Simply for the reason that the models embrace the fullness of space, and the literal wave structure emerging in space - rather than suggesting that particles behave like a wave, they are instead literally cymatics in space.
This is what I take the atom to be, before we have collapsed it through observation.
“Since this view of nature is a result of the biological constitution of the natural observer, the world picture cannot be separated from the creator of the world picture. In short, against the natural research which created the atomic bomb stands the natural research which discovered the cosmic orgone energy, sharp, clear, and incompatible.
It is a matter of deciding the question whether nature is an “empty space with a few widely scattered specks,” or whether it is a space full of cosmic primordial energy, a continuum which functions in a lively way and obeys a generally valid natural law.”
(Reich, From Ether, God and Devil, 1949, in SW p. 276-277)
Science comes at it from experience, from observation and from logic, not from the false presuppositions you've invented for it. This is just silly. Delusionals like Rodin come at it from their own fantasies, and then people hang on it as if it means something. What's the point if you can't relate any of it to anything specific and observable?
Originally posted by beebs
Okay, now we can start having a discussion. This is what you have been presupposing for the entire thread.
Rodin and the wave crowd, come at it from the other side of the complementarity.
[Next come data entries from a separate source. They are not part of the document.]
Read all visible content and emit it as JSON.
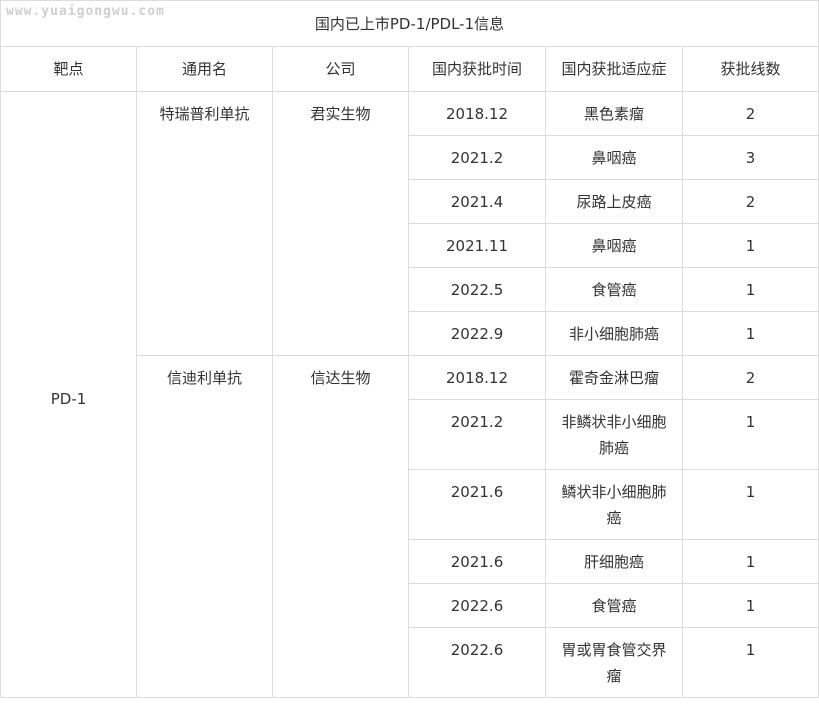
{
  "watermark": "www.yuaigongwu.com",
  "table": {
    "title": "国内已上市PD-1/PDL-1信息",
    "headers": {
      "target": "靶点",
      "generic_name": "通用名",
      "company": "公司",
      "approval_time": "国内获批时间",
      "indication": "国内获批适应症",
      "line": "获批线数"
    },
    "target_value": "PD-1",
    "drugs": [
      {
        "generic_name": "特瑞普利单抗",
        "company": "君实生物",
        "rows": [
          {
            "time": "2018.12",
            "indication": "黑色素瘤",
            "line": "2"
          },
          {
            "time": "2021.2",
            "indication": "鼻咽癌",
            "line": "3"
          },
          {
            "time": "2021.4",
            "indication": "尿路上皮癌",
            "line": "2"
          },
          {
            "time": "2021.11",
            "indication": "鼻咽癌",
            "line": "1"
          },
          {
            "time": "2022.5",
            "indication": "食管癌",
            "line": "1"
          },
          {
            "time": "2022.9",
            "indication": "非小细胞肺癌",
            "line": "1"
          }
        ]
      },
      {
        "generic_name": "信迪利单抗",
        "company": "信达生物",
        "rows": [
          {
            "time": "2018.12",
            "indication": "霍奇金淋巴瘤",
            "line": "2"
          },
          {
            "time": "2021.2",
            "indication": "非鳞状非小细胞肺癌",
            "line": "1"
          },
          {
            "time": "2021.6",
            "indication": "鳞状非小细胞肺癌",
            "line": "1"
          },
          {
            "time": "2021.6",
            "indication": "肝细胞癌",
            "line": "1"
          },
          {
            "time": "2022.6",
            "indication": "食管癌",
            "line": "1"
          },
          {
            "time": "2022.6",
            "indication": "胃或胃食管交界瘤",
            "line": "1"
          }
        ]
      }
    ]
  }
}
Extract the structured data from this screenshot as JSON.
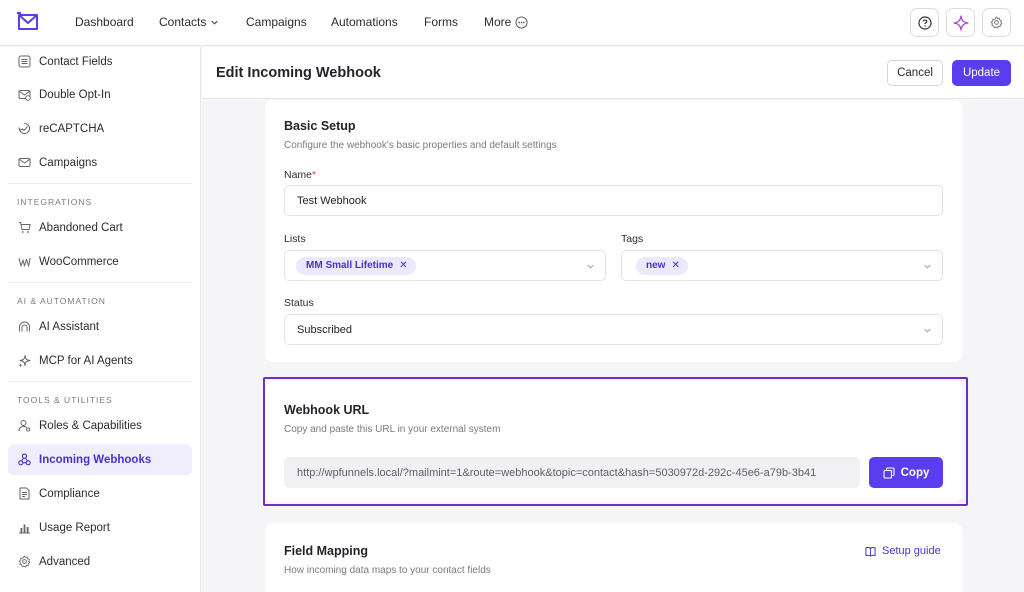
{
  "nav": {
    "items": [
      {
        "label": "Dashboard"
      },
      {
        "label": "Contacts"
      },
      {
        "label": "Campaigns"
      },
      {
        "label": "Automations"
      },
      {
        "label": "Forms"
      },
      {
        "label": "More"
      }
    ]
  },
  "sidebar": {
    "top_items": [
      {
        "label": "Contact Fields",
        "icon": "list-icon"
      },
      {
        "label": "Double Opt-In",
        "icon": "mail-check-icon"
      },
      {
        "label": "reCAPTCHA",
        "icon": "recaptcha-icon"
      },
      {
        "label": "Campaigns",
        "icon": "envelope-icon"
      }
    ],
    "sections": [
      {
        "title": "INTEGRATIONS",
        "items": [
          {
            "label": "Abandoned Cart",
            "icon": "cart-icon"
          },
          {
            "label": "WooCommerce",
            "icon": "woo-icon"
          }
        ]
      },
      {
        "title": "AI & AUTOMATION",
        "items": [
          {
            "label": "AI Assistant",
            "icon": "ai-icon"
          },
          {
            "label": "MCP for AI Agents",
            "icon": "sparkle-icon"
          }
        ]
      },
      {
        "title": "TOOLS & UTILITIES",
        "items": [
          {
            "label": "Roles & Capabilities",
            "icon": "user-icon"
          },
          {
            "label": "Incoming Webhooks",
            "icon": "webhook-icon",
            "active": true
          },
          {
            "label": "Compliance",
            "icon": "document-icon"
          },
          {
            "label": "Usage Report",
            "icon": "bar-chart-icon"
          },
          {
            "label": "Advanced",
            "icon": "gear-icon"
          }
        ]
      }
    ]
  },
  "header": {
    "title": "Edit Incoming Webhook",
    "cancel_label": "Cancel",
    "update_label": "Update"
  },
  "basic_setup": {
    "title": "Basic Setup",
    "subtitle": "Configure the webhook's basic properties and default settings",
    "name_label": "Name",
    "name_required": "*",
    "name_value": "Test Webhook",
    "lists_label": "Lists",
    "lists_values": [
      "MM Small Lifetime"
    ],
    "tags_label": "Tags",
    "tags_values": [
      "new"
    ],
    "status_label": "Status",
    "status_value": "Subscribed"
  },
  "webhook_url": {
    "title": "Webhook URL",
    "subtitle": "Copy and paste this URL in your external system",
    "url": "http://wpfunnels.local/?mailmint=1&route=webhook&topic=contact&hash=5030972d-292c-45e6-a79b-3b41",
    "copy_label": "Copy"
  },
  "field_mapping": {
    "title": "Field Mapping",
    "subtitle": "How incoming data maps to your contact fields",
    "guide_label": "Setup guide"
  },
  "colors": {
    "accent": "#5b3df0",
    "highlight_border": "#6b2fc9",
    "active_bg": "#f0edfc"
  }
}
No it's not relevant, and I'm not interested in listening to you talk garbled nonsense and then blaming your audience for not agreeing with it.
Science comes at it from experience, from observation and from logic, not from the false presuppositions you've invented for it. This is just silly. Delusionals like Rodin come at it from their own fantasies, and then people hang on it as if it means something. What's the point if you can't relate any of it to anything specific and observable?
“The most modern physics, even in the finest details, can be represented symbolically as psychic processes.” - Wolfgang Pauli
That's all well and good, but I still think the Rodin coil is crap. There is NO evidence for it, and the mathematics is nothing new or breathtaking, just a narrow part of number theory. The fact that you got excited about a spinning ball and ascribed it to action at a distance instead of rotational energy and friction pretty much says it all. You don't know the standard model, yet think it needs to be replaced.